Tuesday, March 16, 2010

The Secret Scripture by Sebastian Berry

I know that this book was already reviewed on this blog, but I wanted to add my ringing endorsement of it. It's the language and the mood that are lingering with me still. The two narrative voices alternate with each other throughout the book: one is "Roseanne's Testimony of Herself" (Patient, Roscommon Regional Mental Hospital, 1957-) and the other is "Dr. Grene's Commonplace Book" (Senior Psychiatrist, Roscommon Regional Mental Hospital). These two central characters square off in the book as Dr. Grene sets out to discover why 100-year old Roseanne Clear was committed to the hospital to begin with, so he can decide whether to move or release her now that the facility is about to be demolished. He takes meticulous notes on his interviews with Roseanne and his research into her past, as well as his own experiences of love, loss and guilt. Roseanne's mission is to deflect Dr. Grene's questions until she can complete the secret writing of her life's story, which she keeps hidden under the floorboards. The two have an affectionate, respectful relationship and each seems to enjoy the other's company even while dancing around the truth of what happened in Roseanne's past. The two voices are so different from one another, yet both are so poetic and expressive of the English language as it is uniquely spoken by the Irish. Their writing reads like speech:

Roseanne: Sligo made me and Sligo undid me, but then I should have given up much sooner than I did being made or undone by human towns, and looked to myself alone. The terror and hurt in my story happened because when I was young I thought others were the authors of my fortune or misfortune; I did not know that a person could hold up a wall made of imaginary bricks and mortar against the horrors and cruel, dark tricks of time that assail us, and be the author therefore of themselves.

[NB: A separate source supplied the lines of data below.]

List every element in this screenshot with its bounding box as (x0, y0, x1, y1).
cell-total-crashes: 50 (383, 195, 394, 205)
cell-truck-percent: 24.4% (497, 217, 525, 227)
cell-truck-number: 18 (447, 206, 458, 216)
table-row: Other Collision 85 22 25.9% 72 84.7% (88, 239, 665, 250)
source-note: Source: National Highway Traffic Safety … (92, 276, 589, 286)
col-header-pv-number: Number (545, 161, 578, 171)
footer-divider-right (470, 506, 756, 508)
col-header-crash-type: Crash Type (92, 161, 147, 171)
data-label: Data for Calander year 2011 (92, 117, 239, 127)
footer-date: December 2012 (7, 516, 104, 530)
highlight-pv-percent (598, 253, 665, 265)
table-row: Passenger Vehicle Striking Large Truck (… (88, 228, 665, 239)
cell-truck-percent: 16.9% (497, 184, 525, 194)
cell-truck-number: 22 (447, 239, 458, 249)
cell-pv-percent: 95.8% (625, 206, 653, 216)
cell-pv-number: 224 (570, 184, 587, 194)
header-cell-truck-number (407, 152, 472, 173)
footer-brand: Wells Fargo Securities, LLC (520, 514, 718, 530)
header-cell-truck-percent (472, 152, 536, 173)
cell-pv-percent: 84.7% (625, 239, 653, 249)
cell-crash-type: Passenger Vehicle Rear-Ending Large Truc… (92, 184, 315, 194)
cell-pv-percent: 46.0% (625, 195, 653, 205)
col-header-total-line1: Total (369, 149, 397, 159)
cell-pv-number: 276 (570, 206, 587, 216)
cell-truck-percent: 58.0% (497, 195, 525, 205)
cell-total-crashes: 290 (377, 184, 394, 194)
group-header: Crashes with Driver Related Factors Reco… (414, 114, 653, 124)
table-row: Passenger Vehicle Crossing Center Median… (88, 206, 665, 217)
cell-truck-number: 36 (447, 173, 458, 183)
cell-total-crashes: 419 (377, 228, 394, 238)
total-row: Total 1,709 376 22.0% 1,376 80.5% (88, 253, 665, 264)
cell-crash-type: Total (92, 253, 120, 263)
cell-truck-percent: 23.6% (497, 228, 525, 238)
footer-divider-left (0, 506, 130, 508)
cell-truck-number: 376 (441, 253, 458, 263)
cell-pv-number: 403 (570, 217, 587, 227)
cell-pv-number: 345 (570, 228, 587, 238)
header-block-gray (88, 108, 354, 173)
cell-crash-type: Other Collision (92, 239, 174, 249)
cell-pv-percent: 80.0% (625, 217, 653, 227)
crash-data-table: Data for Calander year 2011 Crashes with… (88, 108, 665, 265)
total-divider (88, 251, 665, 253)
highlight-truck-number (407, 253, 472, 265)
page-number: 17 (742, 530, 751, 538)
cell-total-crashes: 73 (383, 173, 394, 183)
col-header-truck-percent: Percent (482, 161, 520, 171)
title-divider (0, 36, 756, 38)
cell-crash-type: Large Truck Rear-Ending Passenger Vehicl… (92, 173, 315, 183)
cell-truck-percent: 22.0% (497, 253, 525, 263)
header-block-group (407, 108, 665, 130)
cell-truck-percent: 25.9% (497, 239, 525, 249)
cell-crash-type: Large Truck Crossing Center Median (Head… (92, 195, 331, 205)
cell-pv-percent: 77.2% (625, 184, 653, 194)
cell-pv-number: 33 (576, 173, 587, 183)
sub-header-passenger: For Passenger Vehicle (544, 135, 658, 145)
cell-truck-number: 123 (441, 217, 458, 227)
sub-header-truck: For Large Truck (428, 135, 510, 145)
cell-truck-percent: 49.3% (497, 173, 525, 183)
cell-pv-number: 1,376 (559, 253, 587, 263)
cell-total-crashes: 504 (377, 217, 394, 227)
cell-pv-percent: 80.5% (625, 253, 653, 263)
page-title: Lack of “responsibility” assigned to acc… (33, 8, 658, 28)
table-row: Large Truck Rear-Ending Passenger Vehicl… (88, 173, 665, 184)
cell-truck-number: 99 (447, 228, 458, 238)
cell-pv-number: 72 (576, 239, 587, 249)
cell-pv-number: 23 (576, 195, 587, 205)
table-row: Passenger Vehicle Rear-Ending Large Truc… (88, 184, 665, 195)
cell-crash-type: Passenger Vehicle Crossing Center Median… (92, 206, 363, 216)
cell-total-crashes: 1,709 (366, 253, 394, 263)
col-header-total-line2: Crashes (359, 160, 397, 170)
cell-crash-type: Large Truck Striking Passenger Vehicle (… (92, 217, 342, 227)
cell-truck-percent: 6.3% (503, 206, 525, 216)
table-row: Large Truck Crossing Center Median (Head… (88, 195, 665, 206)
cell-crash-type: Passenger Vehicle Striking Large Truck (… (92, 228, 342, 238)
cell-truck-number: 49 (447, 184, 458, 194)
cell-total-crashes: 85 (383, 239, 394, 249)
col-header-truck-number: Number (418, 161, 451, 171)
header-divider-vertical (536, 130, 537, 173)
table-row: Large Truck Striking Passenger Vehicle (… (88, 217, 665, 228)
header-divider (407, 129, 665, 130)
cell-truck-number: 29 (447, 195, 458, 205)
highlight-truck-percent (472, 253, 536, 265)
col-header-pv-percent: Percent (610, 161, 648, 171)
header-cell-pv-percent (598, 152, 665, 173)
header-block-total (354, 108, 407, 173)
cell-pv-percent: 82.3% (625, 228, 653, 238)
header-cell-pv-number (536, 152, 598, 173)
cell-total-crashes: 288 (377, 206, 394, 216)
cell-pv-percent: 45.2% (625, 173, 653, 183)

Dr. Grene: Second-hand cloth used to be called 'beyond redemption' or not. In the old days all the suits for males and the gowns for the dames in a place like this would be stitched from charity cloth, the first by a tailor, the second by a seamstress. I am sure even that technically 'beyond redemption' was thought good enough for the poor hearts residing here. But as time goes on, as I am slowly like everyone else worn out, finding a tatter here and a tear there in the cloth of myself, I need this place more and more. Maybe I should be more frustrated by the obvious cul-de-sac nature of psychiatry, the horrible depreciation in the states of those that linger here, the impossibility of it all. But God help me, I am not. In a few years I will reach retirement age, and what then? I will be like a sparrow without a garden.

The writing is just beautiful, and the story, as it unfolds, is full of tragedy and flawed characters and irredeemable choices made at the forks in the road of life. At times, the plot advanced very slowly, and if I let too much time lapse between reading sessions, I had to go back a chapter and reground myself in the narrative. The last third of the book was a page-turner, though, as Roseanne's life story is gradually revealed. This book is the opposite of a Dan Brown thriller, in that it's the voices of the storytellers that capture your imagination and there are no explicit history lessons given. There are references to politics and civil war, and characterizations of ruthless priests and the rigid catholic church, and commentary on Irish society in a particular time and place, but that all serves as rich background to the story and its two main characters. In fact, I found myself curious to know a bit more about the history of Ireland. But that was not the purpose of this book. It was a slice of life, or a remembered life, and I really enjoyed it.